RmInitAdapter failed on Ubuntu 22.04 with Quadro GV100 and isn't detected by nvidia-smi

Hello all,
I’ve tried using both nvidia-driver-535 and nvidia-driver-470 from the Ubuntu graphics drivers ppa and the card isn’t picked up by nvidia-smi. I followed the “standard” procedure of blacklising nouveau, adding the ppa, and installing the driver. dmesg output shows the following which I’m not sure is relevant or not:

[    1.793598] NVRM: loading NVIDIA UNIX x86_64 Kernel Module  470.223.02  Sat Oct  7 15:39:11 UTC 2023
[   96.250333] NVRM: GPU 0000:00:05.0: RmInitAdapter failed! (0x23:0xffff:1195)
[   96.250379] NVRM: GPU 0000:00:05.0: rm_init_adapter failed, device minor number 0
[   96.271440] NVRM: GPU 0000:00:05.0: RmInitAdapter failed! (0x23:0xffff:1195)
[   96.271479] NVRM: GPU 0000:00:05.0: rm_init_adapter failed, device minor number 0

nvidia-smi shows no devices found.

The same error exists with both driver versions. I’ve attached a nvidia-bug-report in hopes that I’m missing something obvious. Thanks for any help you can provide!

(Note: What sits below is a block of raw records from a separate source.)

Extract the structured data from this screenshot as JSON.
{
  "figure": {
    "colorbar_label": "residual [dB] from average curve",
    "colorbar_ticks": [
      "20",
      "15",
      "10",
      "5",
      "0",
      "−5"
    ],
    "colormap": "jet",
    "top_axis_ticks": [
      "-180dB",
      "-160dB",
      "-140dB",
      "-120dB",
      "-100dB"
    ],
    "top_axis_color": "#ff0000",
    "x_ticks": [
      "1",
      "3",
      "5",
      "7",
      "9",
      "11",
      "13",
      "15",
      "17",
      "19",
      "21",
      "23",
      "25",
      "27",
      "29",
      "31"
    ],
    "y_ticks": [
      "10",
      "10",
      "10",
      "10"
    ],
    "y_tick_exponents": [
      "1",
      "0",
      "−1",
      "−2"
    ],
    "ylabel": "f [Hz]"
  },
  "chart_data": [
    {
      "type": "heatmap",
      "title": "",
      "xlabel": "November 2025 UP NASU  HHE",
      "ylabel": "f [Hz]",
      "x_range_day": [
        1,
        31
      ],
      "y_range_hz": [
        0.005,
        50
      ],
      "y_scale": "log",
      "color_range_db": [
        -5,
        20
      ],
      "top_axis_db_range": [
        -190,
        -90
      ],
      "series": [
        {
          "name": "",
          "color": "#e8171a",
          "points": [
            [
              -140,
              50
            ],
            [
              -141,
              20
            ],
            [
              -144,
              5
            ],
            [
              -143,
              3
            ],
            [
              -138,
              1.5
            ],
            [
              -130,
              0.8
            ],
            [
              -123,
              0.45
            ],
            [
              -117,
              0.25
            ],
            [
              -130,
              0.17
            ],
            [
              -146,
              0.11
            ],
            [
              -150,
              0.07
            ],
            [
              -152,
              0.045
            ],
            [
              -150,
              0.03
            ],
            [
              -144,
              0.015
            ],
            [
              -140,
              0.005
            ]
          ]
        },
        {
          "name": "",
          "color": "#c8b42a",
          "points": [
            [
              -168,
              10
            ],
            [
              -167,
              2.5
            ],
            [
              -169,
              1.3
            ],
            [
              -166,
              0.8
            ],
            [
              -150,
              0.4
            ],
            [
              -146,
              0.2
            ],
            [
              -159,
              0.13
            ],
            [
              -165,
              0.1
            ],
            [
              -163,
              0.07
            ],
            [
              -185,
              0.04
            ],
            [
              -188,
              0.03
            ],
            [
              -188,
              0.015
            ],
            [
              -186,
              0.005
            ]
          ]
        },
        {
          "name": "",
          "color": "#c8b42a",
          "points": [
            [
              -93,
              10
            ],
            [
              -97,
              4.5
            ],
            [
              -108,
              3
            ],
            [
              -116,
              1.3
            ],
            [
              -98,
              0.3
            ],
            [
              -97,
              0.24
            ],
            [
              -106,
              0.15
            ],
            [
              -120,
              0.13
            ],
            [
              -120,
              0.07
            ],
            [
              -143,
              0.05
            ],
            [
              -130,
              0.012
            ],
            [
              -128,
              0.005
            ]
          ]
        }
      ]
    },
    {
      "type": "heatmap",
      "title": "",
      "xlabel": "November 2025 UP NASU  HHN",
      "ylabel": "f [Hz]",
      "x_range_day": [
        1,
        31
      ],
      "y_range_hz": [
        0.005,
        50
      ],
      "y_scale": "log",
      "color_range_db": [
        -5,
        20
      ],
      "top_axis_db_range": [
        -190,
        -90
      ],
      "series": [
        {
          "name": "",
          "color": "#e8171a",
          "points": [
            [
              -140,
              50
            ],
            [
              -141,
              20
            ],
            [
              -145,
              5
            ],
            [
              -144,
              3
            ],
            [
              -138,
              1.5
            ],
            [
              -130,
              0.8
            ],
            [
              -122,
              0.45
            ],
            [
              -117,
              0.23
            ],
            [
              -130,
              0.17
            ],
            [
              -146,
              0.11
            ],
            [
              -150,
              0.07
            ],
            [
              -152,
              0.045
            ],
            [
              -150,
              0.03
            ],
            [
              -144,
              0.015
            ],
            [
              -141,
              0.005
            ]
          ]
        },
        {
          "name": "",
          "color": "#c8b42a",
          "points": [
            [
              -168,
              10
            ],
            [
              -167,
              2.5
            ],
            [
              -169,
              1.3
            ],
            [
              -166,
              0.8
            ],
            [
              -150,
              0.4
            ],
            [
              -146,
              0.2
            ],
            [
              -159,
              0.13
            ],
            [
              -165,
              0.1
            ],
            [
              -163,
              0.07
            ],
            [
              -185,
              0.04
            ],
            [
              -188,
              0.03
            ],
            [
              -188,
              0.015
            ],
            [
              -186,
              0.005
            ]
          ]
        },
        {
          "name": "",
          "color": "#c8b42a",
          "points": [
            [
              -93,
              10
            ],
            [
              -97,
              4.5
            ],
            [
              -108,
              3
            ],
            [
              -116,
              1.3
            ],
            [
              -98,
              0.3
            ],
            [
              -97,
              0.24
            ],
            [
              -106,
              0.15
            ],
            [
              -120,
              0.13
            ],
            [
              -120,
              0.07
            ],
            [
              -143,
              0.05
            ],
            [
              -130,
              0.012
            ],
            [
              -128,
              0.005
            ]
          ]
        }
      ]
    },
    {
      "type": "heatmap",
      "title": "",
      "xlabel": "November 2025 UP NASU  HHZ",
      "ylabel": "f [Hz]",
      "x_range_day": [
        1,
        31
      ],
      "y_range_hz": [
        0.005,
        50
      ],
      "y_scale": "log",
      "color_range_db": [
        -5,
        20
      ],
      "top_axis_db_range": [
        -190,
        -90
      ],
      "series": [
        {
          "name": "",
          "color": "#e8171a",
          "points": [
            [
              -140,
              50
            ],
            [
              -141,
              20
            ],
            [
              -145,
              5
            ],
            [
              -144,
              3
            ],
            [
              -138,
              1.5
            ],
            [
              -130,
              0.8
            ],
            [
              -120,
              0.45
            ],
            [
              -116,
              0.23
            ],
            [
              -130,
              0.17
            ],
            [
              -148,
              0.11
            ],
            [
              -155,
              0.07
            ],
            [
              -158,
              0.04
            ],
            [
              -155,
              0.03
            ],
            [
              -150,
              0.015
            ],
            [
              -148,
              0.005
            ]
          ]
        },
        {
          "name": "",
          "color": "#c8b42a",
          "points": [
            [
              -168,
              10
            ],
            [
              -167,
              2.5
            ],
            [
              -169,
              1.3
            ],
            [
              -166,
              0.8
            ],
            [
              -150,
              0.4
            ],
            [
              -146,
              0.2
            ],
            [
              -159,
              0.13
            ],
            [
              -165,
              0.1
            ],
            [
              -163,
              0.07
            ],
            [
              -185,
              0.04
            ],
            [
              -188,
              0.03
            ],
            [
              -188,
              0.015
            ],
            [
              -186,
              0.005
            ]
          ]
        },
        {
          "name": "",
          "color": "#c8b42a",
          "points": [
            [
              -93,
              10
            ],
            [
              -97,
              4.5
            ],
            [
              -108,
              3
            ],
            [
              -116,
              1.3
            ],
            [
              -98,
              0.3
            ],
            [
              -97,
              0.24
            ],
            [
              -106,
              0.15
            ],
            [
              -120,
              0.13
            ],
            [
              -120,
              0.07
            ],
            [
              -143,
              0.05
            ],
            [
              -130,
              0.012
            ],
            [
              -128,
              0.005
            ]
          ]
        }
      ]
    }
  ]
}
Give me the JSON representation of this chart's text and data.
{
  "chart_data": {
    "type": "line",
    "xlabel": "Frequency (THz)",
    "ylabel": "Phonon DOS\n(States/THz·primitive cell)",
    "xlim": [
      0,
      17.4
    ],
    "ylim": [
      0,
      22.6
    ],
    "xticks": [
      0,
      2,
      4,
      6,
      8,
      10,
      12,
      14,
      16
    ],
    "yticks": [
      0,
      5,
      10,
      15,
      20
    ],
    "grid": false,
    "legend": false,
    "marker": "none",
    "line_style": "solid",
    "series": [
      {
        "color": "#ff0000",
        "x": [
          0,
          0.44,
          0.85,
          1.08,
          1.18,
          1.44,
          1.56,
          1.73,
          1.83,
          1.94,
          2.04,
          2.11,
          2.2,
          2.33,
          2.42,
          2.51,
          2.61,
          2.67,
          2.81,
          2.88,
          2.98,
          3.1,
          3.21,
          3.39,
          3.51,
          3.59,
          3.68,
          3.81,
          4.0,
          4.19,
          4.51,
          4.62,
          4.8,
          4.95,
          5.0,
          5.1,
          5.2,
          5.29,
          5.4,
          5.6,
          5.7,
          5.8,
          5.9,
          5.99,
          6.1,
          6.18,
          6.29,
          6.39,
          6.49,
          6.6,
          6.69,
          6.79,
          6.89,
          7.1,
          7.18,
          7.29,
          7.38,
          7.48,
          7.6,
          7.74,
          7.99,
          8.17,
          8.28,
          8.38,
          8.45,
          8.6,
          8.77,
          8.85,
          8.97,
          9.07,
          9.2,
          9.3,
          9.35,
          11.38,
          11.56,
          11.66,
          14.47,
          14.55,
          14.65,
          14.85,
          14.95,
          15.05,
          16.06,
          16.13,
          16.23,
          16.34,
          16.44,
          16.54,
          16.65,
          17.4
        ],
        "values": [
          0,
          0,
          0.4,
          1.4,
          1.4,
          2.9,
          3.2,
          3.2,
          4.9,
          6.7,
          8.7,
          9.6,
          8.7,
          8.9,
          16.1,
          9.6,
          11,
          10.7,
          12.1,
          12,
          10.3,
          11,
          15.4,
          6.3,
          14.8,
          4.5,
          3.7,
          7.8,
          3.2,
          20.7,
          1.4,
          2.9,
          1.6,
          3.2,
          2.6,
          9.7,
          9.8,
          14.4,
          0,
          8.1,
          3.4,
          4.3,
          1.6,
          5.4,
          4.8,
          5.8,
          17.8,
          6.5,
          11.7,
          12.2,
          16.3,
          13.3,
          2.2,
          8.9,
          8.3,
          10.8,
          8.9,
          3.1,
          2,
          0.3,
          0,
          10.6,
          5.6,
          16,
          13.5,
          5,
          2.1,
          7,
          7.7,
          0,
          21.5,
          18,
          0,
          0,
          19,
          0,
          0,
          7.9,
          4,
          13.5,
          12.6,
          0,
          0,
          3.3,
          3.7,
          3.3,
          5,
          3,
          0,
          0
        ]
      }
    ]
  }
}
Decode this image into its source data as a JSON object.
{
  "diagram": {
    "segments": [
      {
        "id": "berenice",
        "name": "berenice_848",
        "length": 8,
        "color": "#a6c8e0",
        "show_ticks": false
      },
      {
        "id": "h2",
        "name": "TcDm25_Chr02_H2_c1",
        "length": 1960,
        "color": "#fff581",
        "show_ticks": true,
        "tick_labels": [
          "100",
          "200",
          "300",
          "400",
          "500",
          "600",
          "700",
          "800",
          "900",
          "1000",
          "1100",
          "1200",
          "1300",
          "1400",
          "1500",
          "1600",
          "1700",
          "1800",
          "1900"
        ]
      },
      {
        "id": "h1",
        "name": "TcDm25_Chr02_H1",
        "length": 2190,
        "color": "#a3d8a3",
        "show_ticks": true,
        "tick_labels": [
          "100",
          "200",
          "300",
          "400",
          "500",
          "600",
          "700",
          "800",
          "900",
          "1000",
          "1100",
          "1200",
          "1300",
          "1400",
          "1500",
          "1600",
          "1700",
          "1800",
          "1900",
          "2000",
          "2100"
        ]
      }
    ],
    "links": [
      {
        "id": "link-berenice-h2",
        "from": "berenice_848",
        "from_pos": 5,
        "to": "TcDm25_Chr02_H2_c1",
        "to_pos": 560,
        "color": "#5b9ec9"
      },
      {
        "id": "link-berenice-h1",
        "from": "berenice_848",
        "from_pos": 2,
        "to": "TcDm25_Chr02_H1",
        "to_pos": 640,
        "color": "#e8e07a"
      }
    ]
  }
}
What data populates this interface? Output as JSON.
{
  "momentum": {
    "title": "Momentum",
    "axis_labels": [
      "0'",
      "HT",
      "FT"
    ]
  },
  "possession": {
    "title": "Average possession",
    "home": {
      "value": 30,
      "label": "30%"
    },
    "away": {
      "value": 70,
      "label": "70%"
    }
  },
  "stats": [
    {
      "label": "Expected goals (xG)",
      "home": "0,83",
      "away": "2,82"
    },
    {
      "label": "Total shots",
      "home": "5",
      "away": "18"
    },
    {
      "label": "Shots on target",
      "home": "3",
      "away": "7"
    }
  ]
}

nvidia-bug-report.log (1.2 MB)

-kd

I suspect the error is related to gpu passthrough. Does the nvidia gpu work in the VM if you reboot the host?

Hi @generix ,

Our internal cluster setup which has GPU also faces a similar issue intermittently. We have a L4 gpu that is being passthrough from our physical server to VM created via KVM (virsh). The driver version is 535.104.05. We’re able to run GPU workloads on the VM, but suddenly we start getting this “NVRM: GPU 0000:07:00.0: RmInitAdapter failed!” error logs and as you exactly stated, the gpu starts working again once we reboot the VM. We’re not sure what could cause this frequent intermittent GPU failures. Can you explain more on why the GPU passthrough may induce this error?